A third strategy operates under CrowdStrike's mantra that there are two types of big energy companies -- those who've been hacked and those who don't yet know they've been hacked.

CrowdStrike's switches the focus from shoring up defenses to finding out what data adversaries are after, who they are and where they reside.

"We believe we've seen both Russia and Iran targeting the oil and gas sector for information related to business practices, to research and development, to acquisitions -- perhaps to get some advantage in advance of drilling," CrowdStrike's Henry said.

Attempting to block the full weight of what could be Russia's foreign intelligence service -- with its round-the-clock resources, linguistic experts and real-world assets -- is not for the faint of heart. CrowdStrike thinks companies should be realistic about whether they can entirely keep out a colossal, deeper-pocketed opponent like Russia.

But FireEye thinks that with enough defenses, such a task isn't altogether impossible.

"It does seem sometimes like an unfair fight," said FireEye's Kenneth Geers.

Geers said that "preventing espionage or surveillance is hard, but it's not a hopeless cause" with enough defenses and practices in place.

In his role as senior global threat analyst, Geers tracks about 160 advanced persistent threats, many of which likely trace their origins back to state-sponsored groups in Russia, China and Iran. APTs, as such nation-state-level campaigns are abbreviated in the security industry, can dwarf the cyber capabilities of "lone wolf" hackers or even terrorist groups.

While FireEye works with a range of industries from health care to aerospace, Geers said the energy sector has consistently ranked as a top target globally.

Energy, petroleum and utility companies were the fourth-most-targeted business group in North America and Europe, based on 2013 FireEye data.
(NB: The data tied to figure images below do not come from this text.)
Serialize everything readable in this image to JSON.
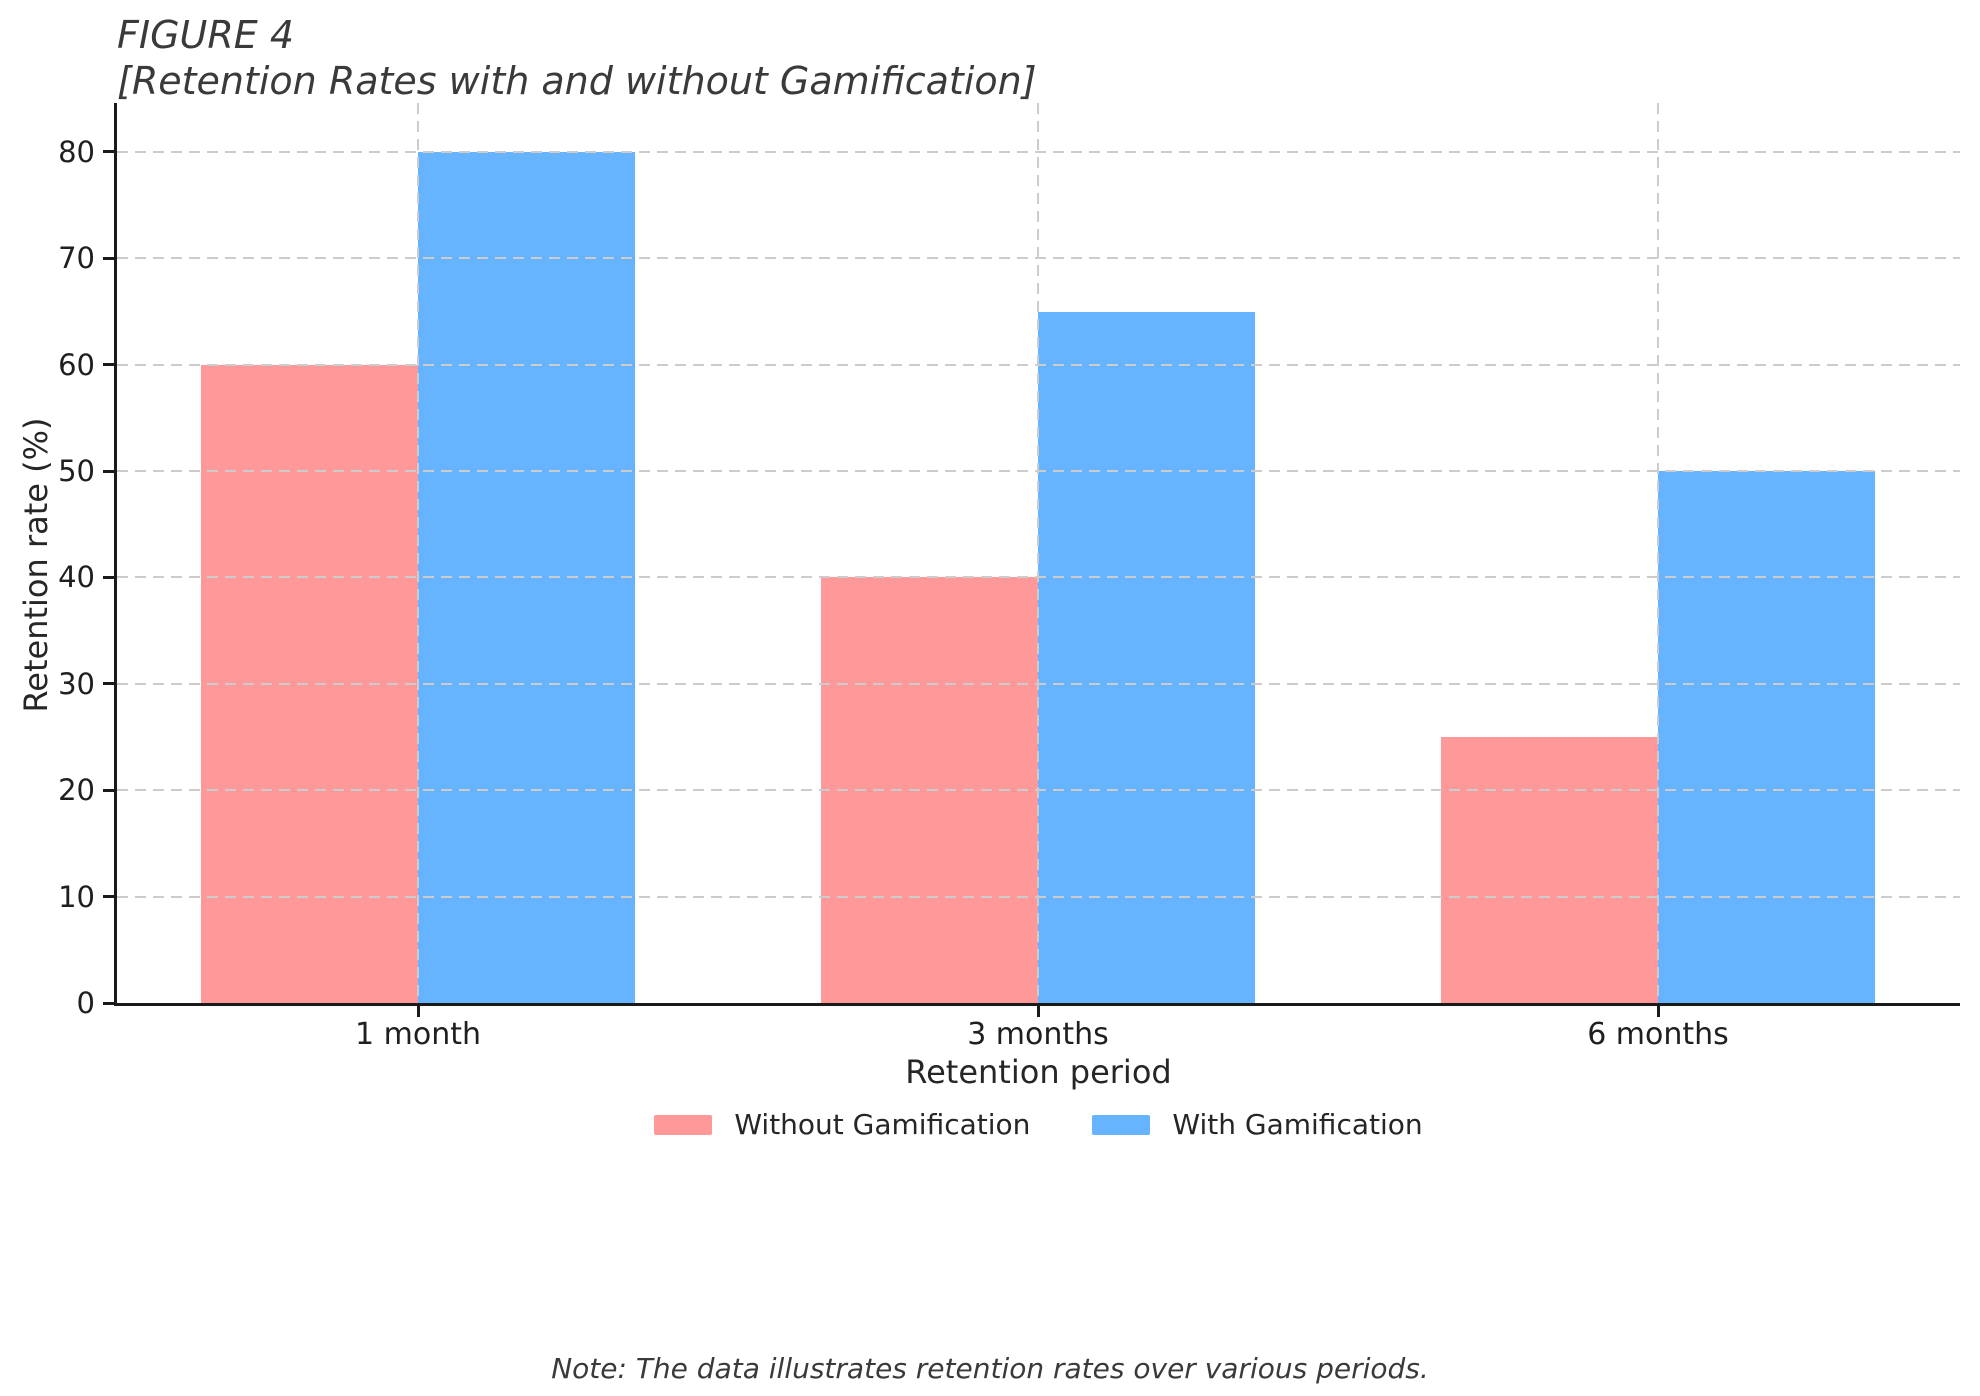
{
  "figure": {
    "title_line1": "FIGURE 4",
    "title_line2": "[Retention Rates with and without Gamification]",
    "note": "Note: The data illustrates retention rates over various periods."
  },
  "chart_data": {
    "type": "bar",
    "title": "FIGURE 4 [Retention Rates with and without Gamification]",
    "categories": [
      "1 month",
      "3 months",
      "6 months"
    ],
    "series": [
      {
        "name": "Without Gamification",
        "values": [
          60,
          40,
          25
        ],
        "color": "#FF9999"
      },
      {
        "name": "With Gamification",
        "values": [
          80,
          65,
          50
        ],
        "color": "#66B3FF"
      }
    ],
    "xlabel": "Retention period",
    "ylabel": "Retention rate (%)",
    "ylim": [
      0,
      84.6
    ],
    "yticks": [
      0,
      10,
      20,
      30,
      40,
      50,
      60,
      70,
      80
    ],
    "grid": "dashed horizontal and vertical gridlines drawn over bars",
    "legend_position": "bottom center",
    "note": "Note: The data illustrates retention rates over various periods."
  },
  "colors": {
    "bar_without": "#FF9999",
    "bar_with": "#66B3FF",
    "grid": "#cccccc",
    "axis": "#1a1a1a",
    "tick_text": "#1f1f1f",
    "label_text": "#262626",
    "title_text": "#3a3a3a"
  }
}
In the Middle East, the energy sector was the second-most-common target last year, Geers said, likely because of the oil industry there.

"There are going to be attacks that are associated with intelligence collection and analysis -- to give nations a competitive advantage," Geers said. But "there'll be a subset of [attacks] that are stealthier and more compartmented, maybe to give nations some leverage during possible crisis scenarios in the future," he said.
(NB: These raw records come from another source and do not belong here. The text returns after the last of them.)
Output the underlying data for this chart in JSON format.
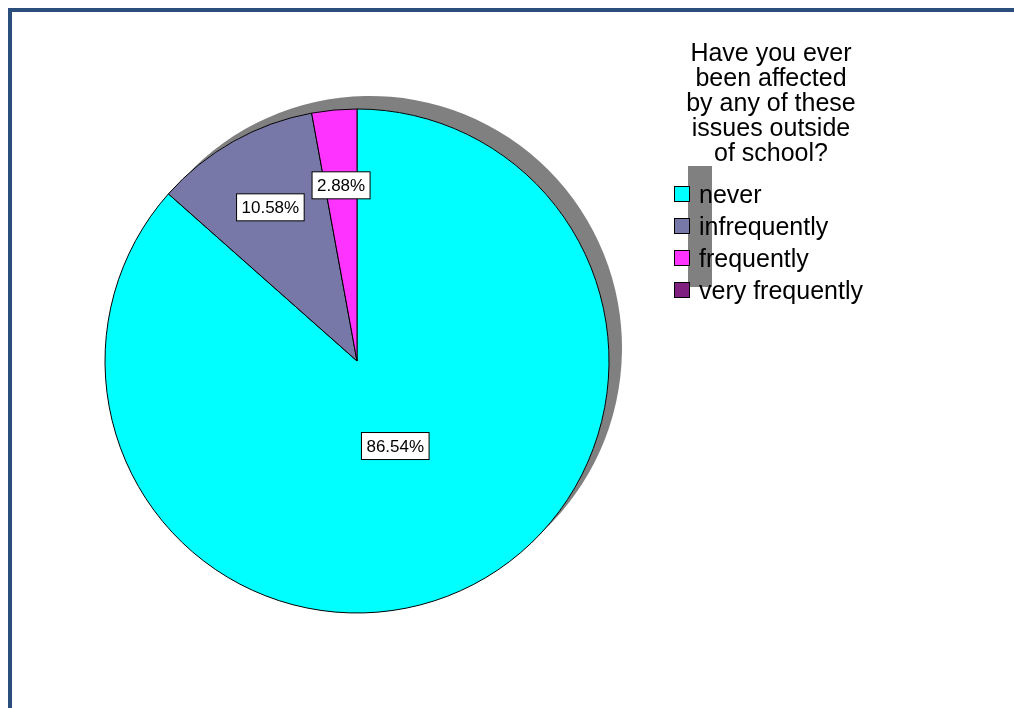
{
  "chart_data": {
    "type": "pie",
    "legend_title": "Have you ever been affected by any of these issues outside of school?",
    "categories": [
      "never",
      "infrequently",
      "frequently",
      "very frequently"
    ],
    "values": [
      86.54,
      10.58,
      2.88,
      0
    ],
    "colors": [
      "#00ffff",
      "#7878a8",
      "#ff33ff",
      "#7f1f7f"
    ],
    "value_labels": [
      "86.54%",
      "10.58%",
      "2.88%",
      null
    ],
    "legend": "top right"
  }
}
Such attacks could target the U.S. electric grid, as utilities implement new technologies that may leave sensitive control systems more likely to be compromised. Skeptics have questioned the probability of a devastating attack on the power grid, given traditional expectations of deterrence.

But "when everything is run by computers and networks, they're going to be a part of any conflict," Geers said.
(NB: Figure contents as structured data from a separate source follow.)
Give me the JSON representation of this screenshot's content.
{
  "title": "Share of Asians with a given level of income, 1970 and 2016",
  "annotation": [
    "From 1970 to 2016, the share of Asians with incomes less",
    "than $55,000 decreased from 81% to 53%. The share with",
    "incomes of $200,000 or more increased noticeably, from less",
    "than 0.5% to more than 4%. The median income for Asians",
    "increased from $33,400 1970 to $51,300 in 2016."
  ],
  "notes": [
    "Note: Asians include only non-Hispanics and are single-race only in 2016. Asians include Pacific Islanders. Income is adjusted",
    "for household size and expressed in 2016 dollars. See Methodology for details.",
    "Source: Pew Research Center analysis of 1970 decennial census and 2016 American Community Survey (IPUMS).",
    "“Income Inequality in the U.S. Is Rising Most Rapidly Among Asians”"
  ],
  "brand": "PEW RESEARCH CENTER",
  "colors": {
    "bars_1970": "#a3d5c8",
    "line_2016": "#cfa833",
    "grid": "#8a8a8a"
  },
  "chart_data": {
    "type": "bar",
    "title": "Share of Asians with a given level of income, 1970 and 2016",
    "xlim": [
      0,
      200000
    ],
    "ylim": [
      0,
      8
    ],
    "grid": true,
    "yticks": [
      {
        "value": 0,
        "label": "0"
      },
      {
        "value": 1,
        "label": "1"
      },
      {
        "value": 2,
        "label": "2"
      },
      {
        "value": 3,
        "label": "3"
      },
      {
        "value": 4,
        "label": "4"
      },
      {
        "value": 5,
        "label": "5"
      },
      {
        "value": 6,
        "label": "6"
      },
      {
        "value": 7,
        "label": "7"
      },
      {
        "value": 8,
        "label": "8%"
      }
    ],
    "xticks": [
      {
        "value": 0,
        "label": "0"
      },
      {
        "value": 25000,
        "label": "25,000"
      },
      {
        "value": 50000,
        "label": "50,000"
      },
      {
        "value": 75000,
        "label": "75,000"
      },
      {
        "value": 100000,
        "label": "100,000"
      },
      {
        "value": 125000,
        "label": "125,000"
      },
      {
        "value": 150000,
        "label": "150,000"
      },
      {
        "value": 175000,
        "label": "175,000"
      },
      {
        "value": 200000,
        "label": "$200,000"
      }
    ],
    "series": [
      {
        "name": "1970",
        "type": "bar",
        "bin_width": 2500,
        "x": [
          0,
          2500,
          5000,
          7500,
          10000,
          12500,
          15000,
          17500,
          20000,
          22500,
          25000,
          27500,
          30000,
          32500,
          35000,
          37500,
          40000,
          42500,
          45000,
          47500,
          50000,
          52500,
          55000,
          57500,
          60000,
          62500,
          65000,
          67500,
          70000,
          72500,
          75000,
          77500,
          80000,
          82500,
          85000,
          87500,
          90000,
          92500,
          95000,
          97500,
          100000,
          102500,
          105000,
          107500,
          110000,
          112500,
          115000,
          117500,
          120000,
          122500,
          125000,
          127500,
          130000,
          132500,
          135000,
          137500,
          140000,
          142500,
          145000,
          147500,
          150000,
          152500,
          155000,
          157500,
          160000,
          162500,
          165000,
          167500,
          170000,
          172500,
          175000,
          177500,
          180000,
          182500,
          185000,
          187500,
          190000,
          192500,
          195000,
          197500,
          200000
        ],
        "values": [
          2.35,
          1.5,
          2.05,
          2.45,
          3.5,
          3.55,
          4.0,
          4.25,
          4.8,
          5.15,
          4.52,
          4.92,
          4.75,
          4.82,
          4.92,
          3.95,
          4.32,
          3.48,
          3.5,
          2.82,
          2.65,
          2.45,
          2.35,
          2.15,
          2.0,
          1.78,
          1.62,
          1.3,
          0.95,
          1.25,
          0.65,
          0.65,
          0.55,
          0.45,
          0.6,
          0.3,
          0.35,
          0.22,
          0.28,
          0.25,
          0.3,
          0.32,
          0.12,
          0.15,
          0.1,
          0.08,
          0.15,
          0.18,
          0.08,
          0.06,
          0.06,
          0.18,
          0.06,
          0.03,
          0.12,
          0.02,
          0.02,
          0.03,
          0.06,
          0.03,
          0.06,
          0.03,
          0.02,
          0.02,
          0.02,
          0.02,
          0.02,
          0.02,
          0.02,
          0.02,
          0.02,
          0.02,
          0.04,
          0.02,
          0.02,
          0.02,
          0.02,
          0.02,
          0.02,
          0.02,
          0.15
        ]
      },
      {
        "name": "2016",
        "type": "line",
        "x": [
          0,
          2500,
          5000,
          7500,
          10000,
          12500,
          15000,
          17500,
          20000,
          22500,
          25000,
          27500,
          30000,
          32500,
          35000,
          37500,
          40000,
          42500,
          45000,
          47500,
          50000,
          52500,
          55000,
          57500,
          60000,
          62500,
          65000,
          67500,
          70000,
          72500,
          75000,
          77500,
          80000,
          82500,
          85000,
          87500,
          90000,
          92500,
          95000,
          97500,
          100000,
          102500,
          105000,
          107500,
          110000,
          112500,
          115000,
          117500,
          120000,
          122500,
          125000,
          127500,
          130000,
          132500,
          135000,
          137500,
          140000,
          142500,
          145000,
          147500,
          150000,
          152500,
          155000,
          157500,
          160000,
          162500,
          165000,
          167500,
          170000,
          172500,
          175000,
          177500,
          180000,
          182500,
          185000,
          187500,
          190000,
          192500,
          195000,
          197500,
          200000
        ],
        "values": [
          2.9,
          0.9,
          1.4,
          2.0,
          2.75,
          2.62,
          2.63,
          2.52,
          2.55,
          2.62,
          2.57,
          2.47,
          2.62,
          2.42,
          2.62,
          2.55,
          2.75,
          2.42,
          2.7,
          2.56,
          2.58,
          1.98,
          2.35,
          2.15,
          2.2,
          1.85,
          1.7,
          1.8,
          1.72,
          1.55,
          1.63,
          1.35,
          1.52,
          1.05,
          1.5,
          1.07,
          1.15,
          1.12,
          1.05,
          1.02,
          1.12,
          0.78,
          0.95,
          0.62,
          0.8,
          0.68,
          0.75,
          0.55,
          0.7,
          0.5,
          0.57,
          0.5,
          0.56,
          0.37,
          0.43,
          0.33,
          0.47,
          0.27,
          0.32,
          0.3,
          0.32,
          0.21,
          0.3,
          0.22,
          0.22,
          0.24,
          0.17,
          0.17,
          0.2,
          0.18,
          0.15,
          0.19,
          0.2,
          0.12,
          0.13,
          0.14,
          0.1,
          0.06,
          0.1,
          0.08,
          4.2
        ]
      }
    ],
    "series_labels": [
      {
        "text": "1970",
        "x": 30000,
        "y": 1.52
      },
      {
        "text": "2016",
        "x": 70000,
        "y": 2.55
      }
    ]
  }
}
Utility executives say they're taking the cyber warfare threat very seriously.

Douglas Myers, vice president and chief information officer of Pepco Holdings Inc., parent of the electricity utility in the nation's capital, said his company's defenses start with fundamental "hygiene," including, for example, specific controls to prevent employees from clicking on external Web links from their office computers, not realizing they may have opened a door to cyberattack.

"There is annual training people have to go through, or we'll turn their network access off, regardless of the level they're on," Myers said.

Once the basic defenses are in place, he said, "that's when you can start talking about these sophisticated tools that these vendors want to bring in -- because if you start with the tools and don't have all that other stuff in place, I suggest that you won't have as much success. But if you have those fundamental layers in place, then you're going to end up picking the right tool for the risk, and adding to your defense, as opposed to assuming that simply buying the tool is going to protect you."